Unbelievable. Rather than embrace the openness of the web and the vastly increased reach it gives them, the AP is going to pull its head back into its shell and build walls, in an ultimately futile attempt to control access to their stories. The goal seems to be nothing less than to destroy the concept of “fair use.” It’s the garrison mentality, writ large.
And not only that — they’re apparently planning to embed spyware in their articles that will phone home to AP: A.P. Cracks Down on Unpaid Use of Articles on Web.
Each article — and, in the future, each picture and video — would go out with what The A.P. called a digital “wrapper,” data invisible to the ordinary consumer that is intended, among other things, to maximize its ranking in Internet searches. The software would also send signals back to The A.P., letting it track use of the article across the Web.
How do you like the idea that the Associated Press will be spying on your Internet usage?
And their entire premise for this misguided move is wrong. Having links to their articles on search engines and blogs helps their revenue situation — enormously.

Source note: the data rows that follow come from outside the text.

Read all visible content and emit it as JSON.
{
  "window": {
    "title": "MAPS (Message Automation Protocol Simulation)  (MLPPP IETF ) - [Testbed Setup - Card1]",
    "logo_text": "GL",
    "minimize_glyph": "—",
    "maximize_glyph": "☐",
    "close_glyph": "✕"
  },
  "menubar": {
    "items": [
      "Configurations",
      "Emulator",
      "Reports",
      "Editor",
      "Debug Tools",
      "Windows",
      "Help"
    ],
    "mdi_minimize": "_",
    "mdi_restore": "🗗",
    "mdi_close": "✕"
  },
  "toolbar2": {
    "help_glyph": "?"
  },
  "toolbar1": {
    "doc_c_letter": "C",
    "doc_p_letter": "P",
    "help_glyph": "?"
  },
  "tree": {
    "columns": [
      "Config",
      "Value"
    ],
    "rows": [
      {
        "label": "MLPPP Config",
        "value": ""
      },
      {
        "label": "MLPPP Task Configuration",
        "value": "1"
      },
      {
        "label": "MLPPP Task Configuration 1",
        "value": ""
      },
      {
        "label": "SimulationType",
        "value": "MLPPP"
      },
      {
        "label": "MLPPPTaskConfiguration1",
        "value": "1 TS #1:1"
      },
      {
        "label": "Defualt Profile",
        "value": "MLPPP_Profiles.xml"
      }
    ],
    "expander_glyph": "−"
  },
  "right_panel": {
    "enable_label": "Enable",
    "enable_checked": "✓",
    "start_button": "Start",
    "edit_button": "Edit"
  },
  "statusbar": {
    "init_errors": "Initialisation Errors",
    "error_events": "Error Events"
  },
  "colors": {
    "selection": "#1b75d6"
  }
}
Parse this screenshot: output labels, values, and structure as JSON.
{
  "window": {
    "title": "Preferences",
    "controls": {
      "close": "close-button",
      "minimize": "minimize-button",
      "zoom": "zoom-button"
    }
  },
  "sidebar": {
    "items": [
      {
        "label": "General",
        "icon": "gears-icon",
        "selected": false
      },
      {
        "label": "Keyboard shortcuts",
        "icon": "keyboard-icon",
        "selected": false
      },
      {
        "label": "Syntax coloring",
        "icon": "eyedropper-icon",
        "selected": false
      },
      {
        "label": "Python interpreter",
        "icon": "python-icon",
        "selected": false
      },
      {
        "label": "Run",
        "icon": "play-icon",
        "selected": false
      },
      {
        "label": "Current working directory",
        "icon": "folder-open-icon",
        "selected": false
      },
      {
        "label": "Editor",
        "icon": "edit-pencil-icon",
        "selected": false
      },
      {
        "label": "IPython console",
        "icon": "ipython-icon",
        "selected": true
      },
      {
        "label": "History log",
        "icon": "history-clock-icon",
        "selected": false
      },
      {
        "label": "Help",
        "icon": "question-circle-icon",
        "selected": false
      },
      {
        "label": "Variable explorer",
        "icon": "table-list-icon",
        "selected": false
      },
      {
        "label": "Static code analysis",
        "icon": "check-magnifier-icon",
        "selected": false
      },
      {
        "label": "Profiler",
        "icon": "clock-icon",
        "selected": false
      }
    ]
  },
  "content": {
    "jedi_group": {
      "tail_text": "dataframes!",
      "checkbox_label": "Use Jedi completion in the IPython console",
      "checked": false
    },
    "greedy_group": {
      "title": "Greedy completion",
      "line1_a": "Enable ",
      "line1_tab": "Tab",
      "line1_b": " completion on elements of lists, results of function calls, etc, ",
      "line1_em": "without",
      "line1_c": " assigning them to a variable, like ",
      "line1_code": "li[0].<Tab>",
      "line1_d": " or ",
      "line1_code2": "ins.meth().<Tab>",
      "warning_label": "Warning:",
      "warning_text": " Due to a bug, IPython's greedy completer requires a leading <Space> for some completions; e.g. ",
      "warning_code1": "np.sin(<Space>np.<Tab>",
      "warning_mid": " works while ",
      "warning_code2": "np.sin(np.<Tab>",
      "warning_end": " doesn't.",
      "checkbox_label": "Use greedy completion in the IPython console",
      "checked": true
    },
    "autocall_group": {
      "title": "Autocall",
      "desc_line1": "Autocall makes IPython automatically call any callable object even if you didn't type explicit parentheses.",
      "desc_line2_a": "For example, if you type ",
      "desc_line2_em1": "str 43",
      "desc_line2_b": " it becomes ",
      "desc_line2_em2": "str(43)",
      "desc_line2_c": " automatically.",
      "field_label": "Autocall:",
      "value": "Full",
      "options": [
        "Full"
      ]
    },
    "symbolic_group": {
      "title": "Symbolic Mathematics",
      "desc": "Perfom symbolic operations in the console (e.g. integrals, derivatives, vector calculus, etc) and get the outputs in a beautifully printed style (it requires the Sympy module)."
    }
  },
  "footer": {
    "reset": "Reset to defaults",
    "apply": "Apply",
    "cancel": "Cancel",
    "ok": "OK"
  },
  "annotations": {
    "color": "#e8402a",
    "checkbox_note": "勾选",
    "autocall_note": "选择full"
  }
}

A lot of people are clicking those links who wouldn’t have found them otherwise, and when they click through, the sites that host the AP articles increase their advertising impressions and click-throughs as well.
For this reason, I believe that if the AP is successful at shutting down the linking of their articles, it’s actually going to end up hurting their bottom line very substantially, not just from the loss of traffic but from the horrible publicity they’ll get when they try to enforce these draconian restrictions, in a medium that inherently resists restrictions.
They think it’s bad now — just wait.